On the other hand, momentum is conserved unless there’s a force external to the system that does work. In the current example, air friction would be considered external to the system, so the bullet would lose momentum between the muzzle and the target (as friction generates heat, kinetic energy would also be lost). However, at the instant (OK, few milli-seconds to be precise) that the gun fires, however, we can say that momentum is conserved. The same goes for the instant of target impact, although there are some variations. If the bullet either penetrates into or remains stuck to the target, the bullet-target combination has the same momentum as the bullet alone before collision (assuming the target was stationary). If the bullet bounces back, it ends up with negative momentum (in the other direction), so the target gets more momentum than the bullet had. And if the bullet goes right through the target, it may keep some momentum, so the target would have less than the initial bullet. Clear as mud?

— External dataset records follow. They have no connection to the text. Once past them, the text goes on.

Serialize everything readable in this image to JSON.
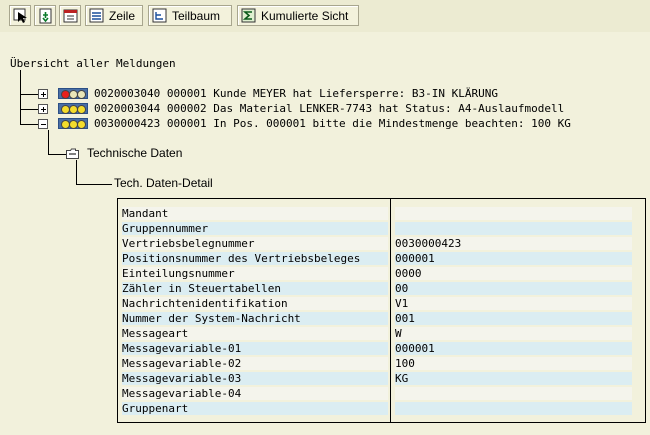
{
  "toolbar": {
    "buttons": [
      {
        "name": "select-icon"
      },
      {
        "name": "export-icon"
      },
      {
        "name": "window-icon"
      },
      {
        "label": "Zeile",
        "icon": "row-icon"
      },
      {
        "label": "Teilbaum",
        "icon": "subtree-icon"
      },
      {
        "label": "Kumulierte Sicht",
        "icon": "sigma-icon"
      }
    ]
  },
  "tree": {
    "root_label": "Übersicht aller Meldungen",
    "messages": [
      {
        "text": "0020003040 000001 Kunde MEYER hat Liefersperre: B3-IN KLÄRUNG",
        "status": "red"
      },
      {
        "text": "0020003044 000002 Das Material LENKER-7743 hat Status: A4-Auslaufmodell",
        "status": "yellow"
      },
      {
        "text": "0030000423 000001 In Pos. 000001 bitte die Mindestmenge beachten: 100 KG",
        "status": "yellow"
      }
    ],
    "tech_label": "Technische Daten",
    "tech_detail_label": "Tech. Daten-Detail"
  },
  "colors": {
    "light_box": "#4a6fa5",
    "light_red": "#e8201c",
    "light_yellow": "#f4dc2c",
    "light_off": "#e9e6b8"
  },
  "details": [
    {
      "key": "Mandant",
      "value": ""
    },
    {
      "key": "Gruppennummer",
      "value": ""
    },
    {
      "key": "Vertriebsbelegnummer",
      "value": "0030000423"
    },
    {
      "key": "Positionsnummer des Vertriebsbeleges",
      "value": "000001"
    },
    {
      "key": "Einteilungsnummer",
      "value": "0000"
    },
    {
      "key": "Zähler in Steuertabellen",
      "value": "00"
    },
    {
      "key": "Nachrichtenidentifikation",
      "value": "V1"
    },
    {
      "key": "Nummer der System-Nachricht",
      "value": "001"
    },
    {
      "key": "Messageart",
      "value": "W"
    },
    {
      "key": "Messagevariable-01",
      "value": "000001"
    },
    {
      "key": "Messagevariable-02",
      "value": "100"
    },
    {
      "key": "Messagevariable-03",
      "value": "KG"
    },
    {
      "key": "Messagevariable-04",
      "value": ""
    },
    {
      "key": "Gruppenart",
      "value": ""
    }
  ]
}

If we assume the former, we can get another handle on the effect of said momentum. Let’s assume a relatively massive 500 grain bullet (500/7000lb) travelling at 2000fps and striking a 200lb target. Then
m1v1=m2v2
and
v2=[(500/7000)x2000] / [200+(500/7000)] ~ [(1000/7)] / [200] =5/7
v2=0.71 fps or 0.8 km/h
Now, a leisurely stroll for me is around 4 or 5 km in an hour, so suddenly finding myself moving at 0.8 will probably not knock me over too badly…

8

Conservation of momentum is key here. Is the momentum of the bullet leaving the gun high enough to knock an unbraced shooter over? I don’t believe so. If it cannot knock the shooter over, it cannot knock the shootee over.

Shotguns, rather powerful weapons, are sold with pistol grips, the shooter cannot even brace those against his shoulder, how could it generate enough force to knock him over? All pistols are operated at arms length. Even the most powerful rifles are designed to be shot by a person, braced only by a shoulder. If they generated enough momentum to knock you over, they would surely injure the shooter.

At best, I would think the person would be knocked off balance, and would have to do nothing more than shift his feet to keep upright.